Fledermäuse können Tollwut übertragen

20.08.2019

Hinweise zum Umgang mit verletzten Tieren

Fledermaus / Foto: Helmut Kaltenleitner  / pixelio.dezoom

Fledermäuse sind nützliche und durch das Naturschutzgesetz streng geschützte Tiere, die viele Menschen faszinieren. Darum ist es verständlich, dass sich Naturfreunde für Fledermäuse engagieren und verletzten oder flugunfähigen Tieren helfen wollen. Dabei ist unbedingt zu beachten: Das Tier nie ungeschützt, sondern nur mit dicken Handschuhen anfassen! Fledermäuse können die Fledermaustollwut übertragen.
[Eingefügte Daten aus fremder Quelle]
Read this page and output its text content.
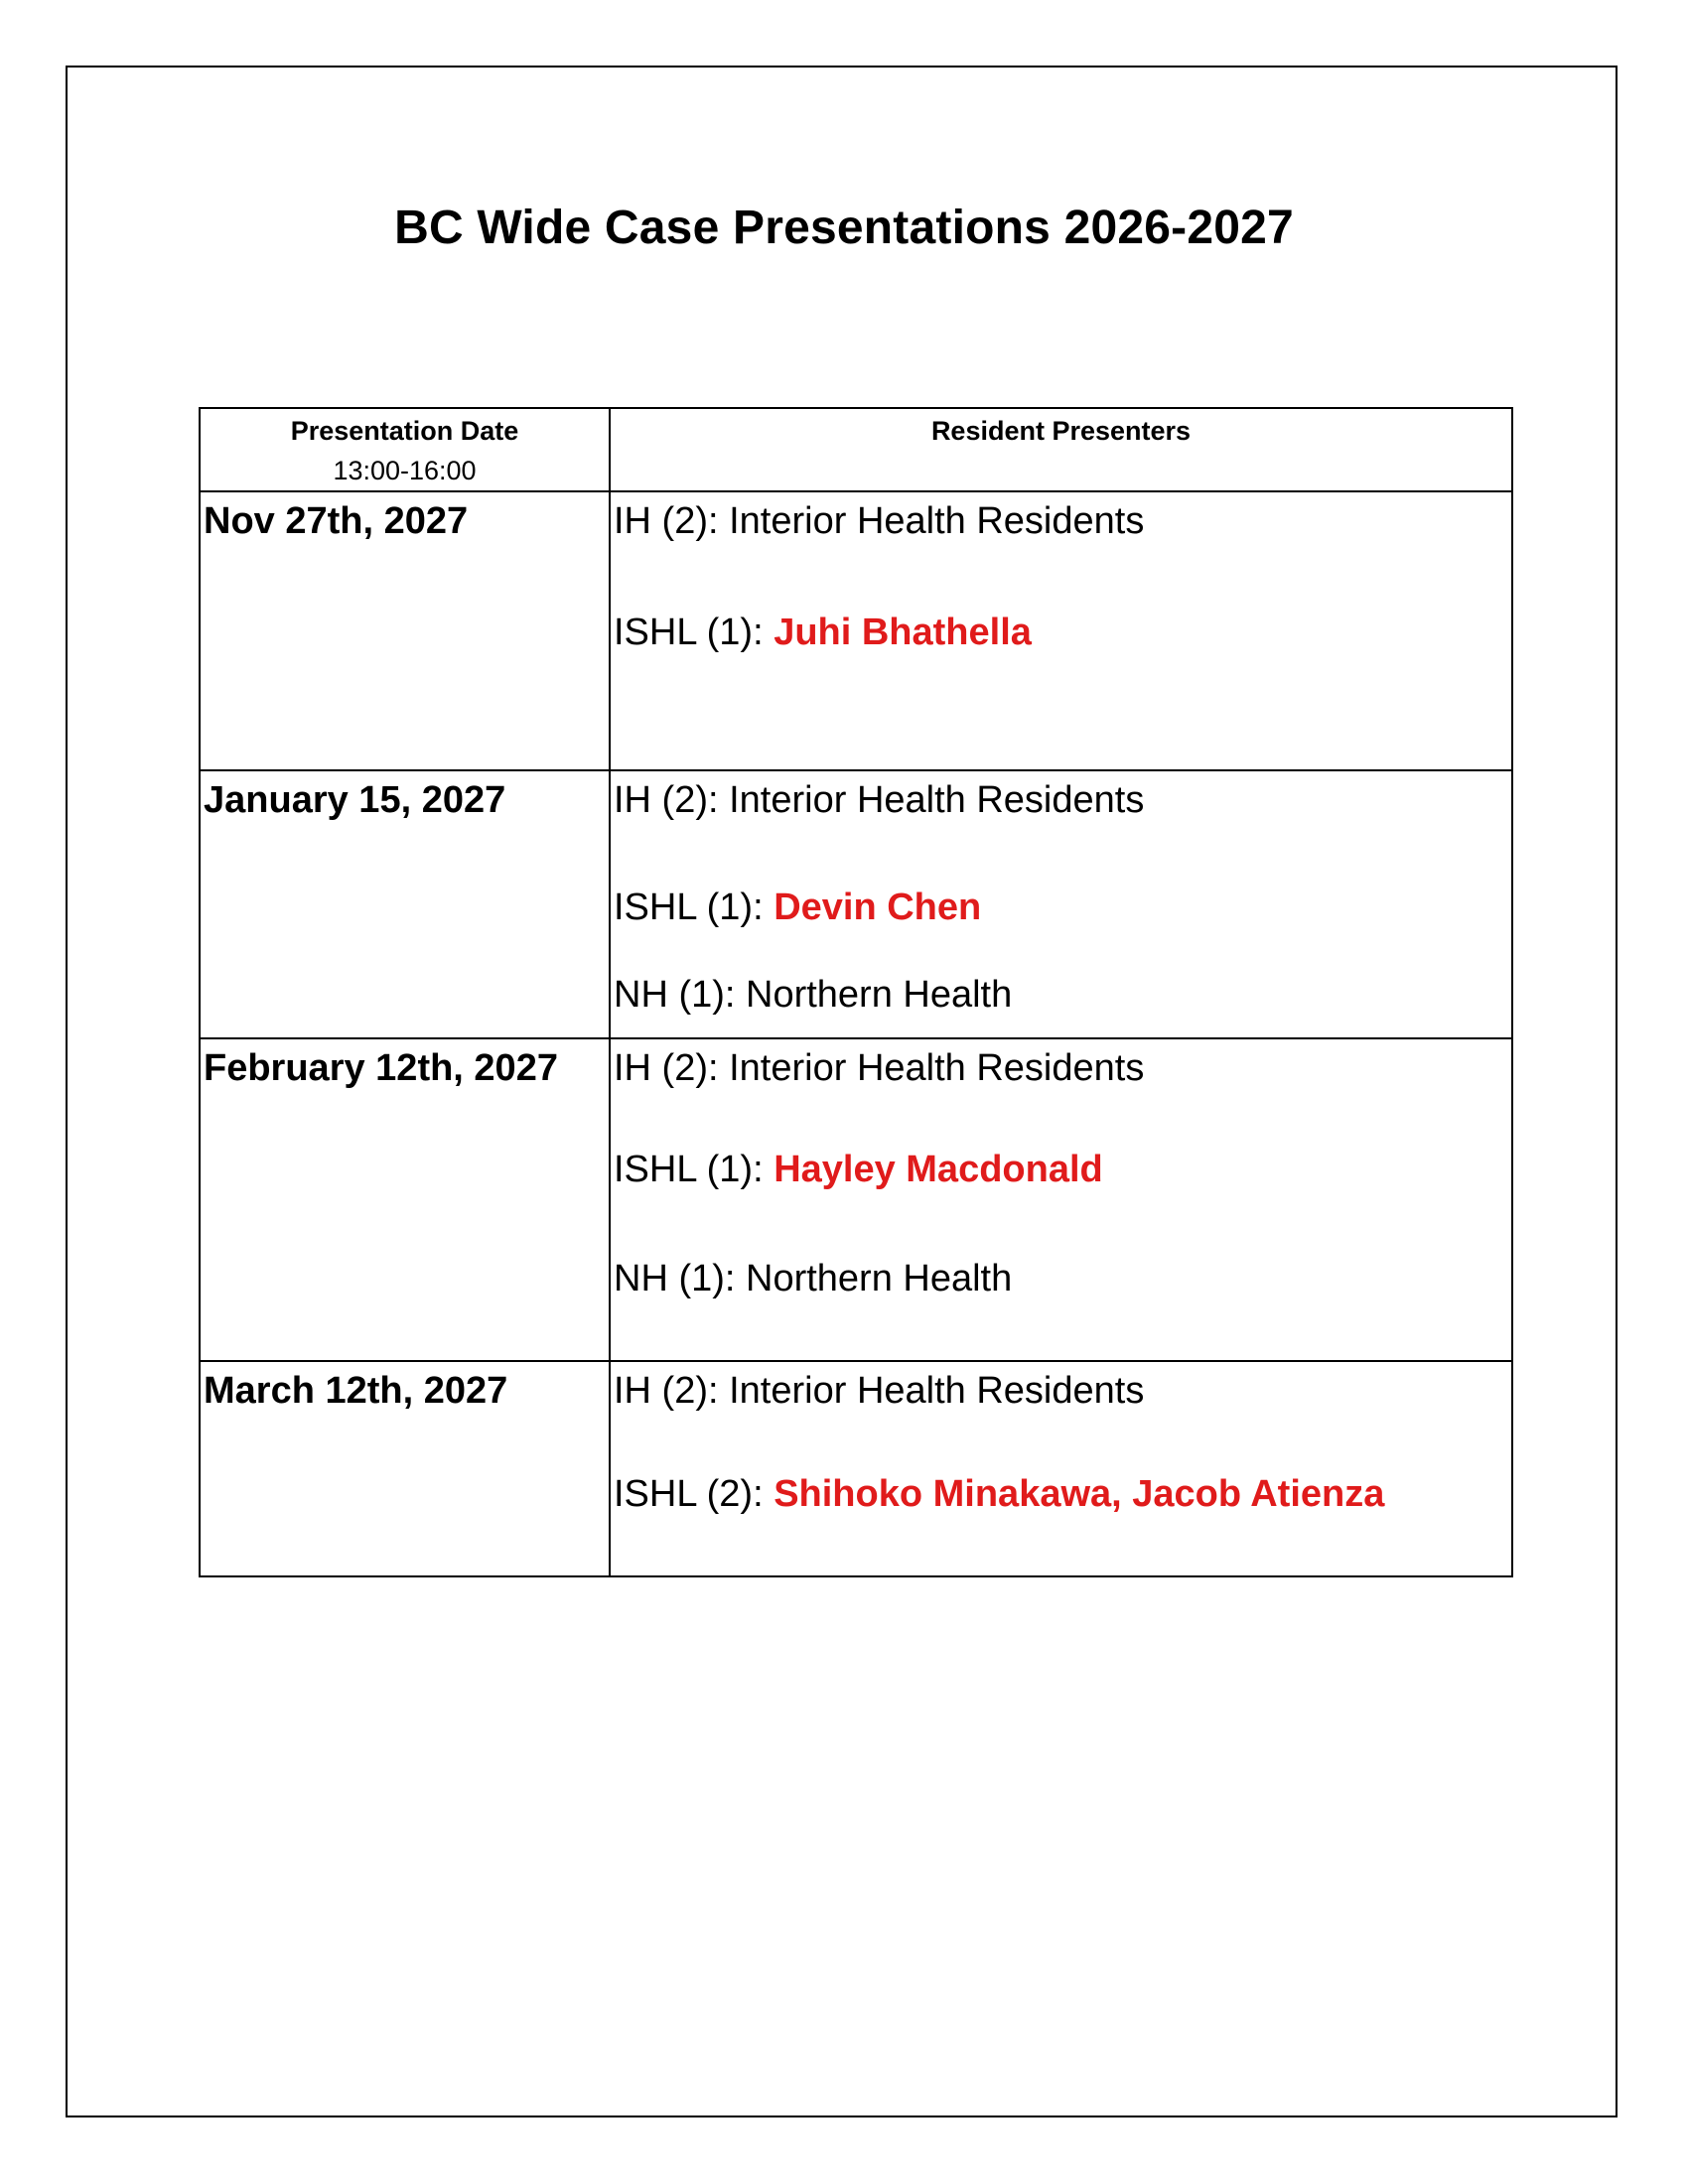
BC Wide Case Presentations 2026-2027
Presentation Date
13:00-16:00	Resident Presenters
Nov 27th, 2027	IH (2): Interior Health Residents
ISHL (1): Juhi Bhathella

January 15, 2027	IH (2): Interior Health Residents
ISHL (1): Devin Chen
NH (1): Northern Health

February 12th, 2027	IH (2): Interior Health Residents
ISHL (1): Hayley Macdonald
NH (1): Northern Health

March 12th, 2027	IH (2): Interior Health Residents
ISHL (2): Shihoko Minakawa, Jacob Atienza
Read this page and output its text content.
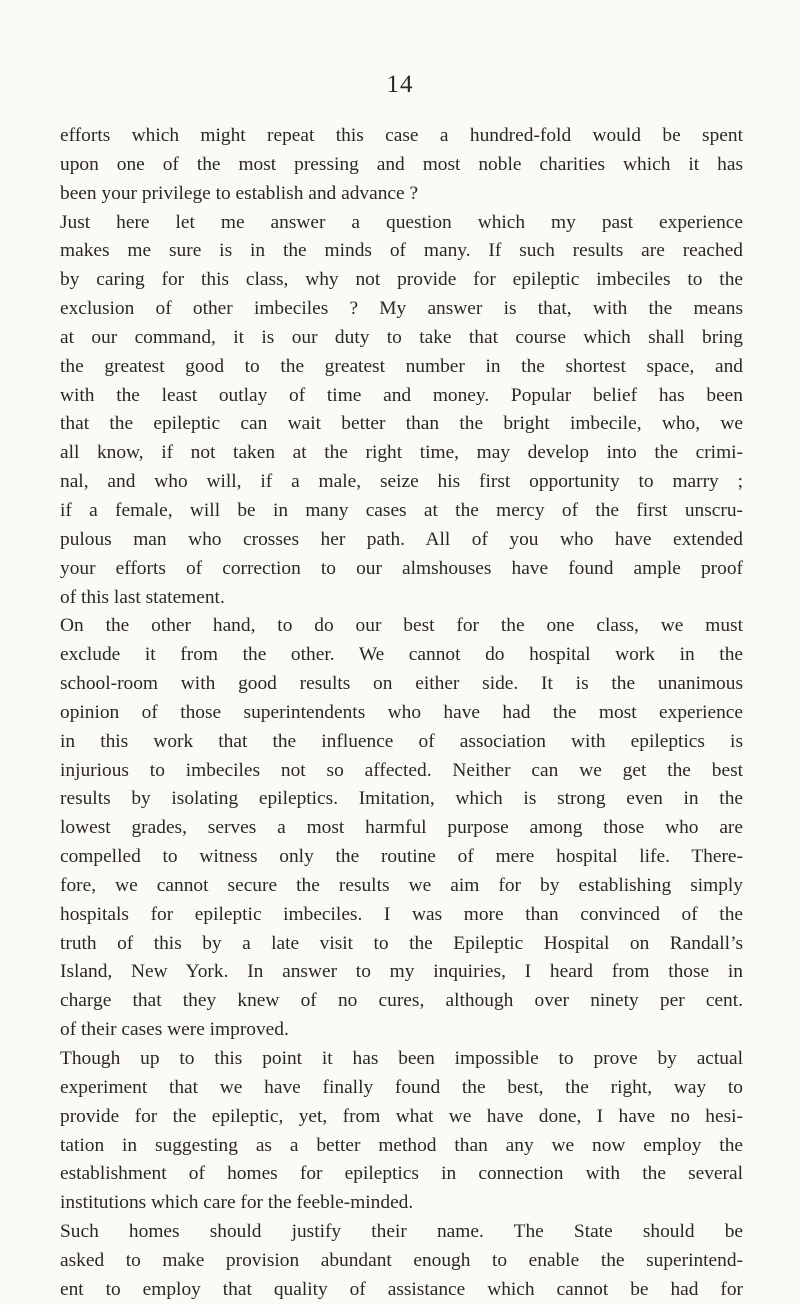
14
efforts which might repeat this case a hundred-fold would be spent
upon one of the most pressing and most noble charities which it has
been your privilege to establish and advance ?
Just here let me answer a question which my past experience
makes me sure is in the minds of many. If such results are reached
by caring for this class, why not provide for epileptic imbeciles to the
exclusion of other imbeciles ? My answer is that, with the means
at our command, it is our duty to take that course which shall bring
the greatest good to the greatest number in the shortest space, and
with the least outlay of time and money. Popular belief has been
that the epileptic can wait better than the bright imbecile, who, we
all know, if not taken at the right time, may develop into the crimi-
nal, and who will, if a male, seize his first opportunity to marry ;
if a female, will be in many cases at the mercy of the first unscru-
pulous man who crosses her path. All of you who have extended
your efforts of correction to our almshouses have found ample proof
of this last statement.
On the other hand, to do our best for the one class, we must
exclude it from the other. We cannot do hospital work in the
school-room with good results on either side. It is the unanimous
opinion of those superintendents who have had the most experience
in this work that the influence of association with epileptics is
injurious to imbeciles not so affected. Neither can we get the best
results by isolating epileptics. Imitation, which is strong even in the
lowest grades, serves a most harmful purpose among those who are
compelled to witness only the routine of mere hospital life. There-
fore, we cannot secure the results we aim for by establishing simply
hospitals for epileptic imbeciles. I was more than convinced of the
truth of this by a late visit to the Epileptic Hospital on Randall’s
Island, New York. In answer to my inquiries, I heard from those in
charge that they knew of no cures, although over ninety per cent.
of their cases were improved.
Though up to this point it has been impossible to prove by actual
experiment that we have finally found the best, the right, way to
provide for the epileptic, yet, from what we have done, I have no hesi-
tation in suggesting as a better method than any we now employ the
establishment of homes for epileptics in connection with the several
institutions which care for the feeble-minded.
Such homes should justify their name. The State should be
asked to make provision abundant enough to enable the superintend-
ent to employ that quality of assistance which cannot be had for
Das sogenannte Europäische Fledermaus-Lyssavirus unterscheidet sich zwar von der klassischen Fuchstollwut, kann für den Menschen aber genauso gefährlich sein.

Der Prozentsatz an Tollwut erkrankter Fledermäuse ist bisher nicht bekannt, da es nur Zufallsbefunde gibt. In diesem Jahr wurden in Deutschland bisher 4 Fälle von Fledermaustollwut gemeldet, davon ein Fall im Land Brandenburg. Dieser kam erstmalig aus dem Landkreis Prignitz. 2018 wurden insgesamt 18 infizierte  Fledermäuse in Deutschland gefunden, davon vier in Brandenburg.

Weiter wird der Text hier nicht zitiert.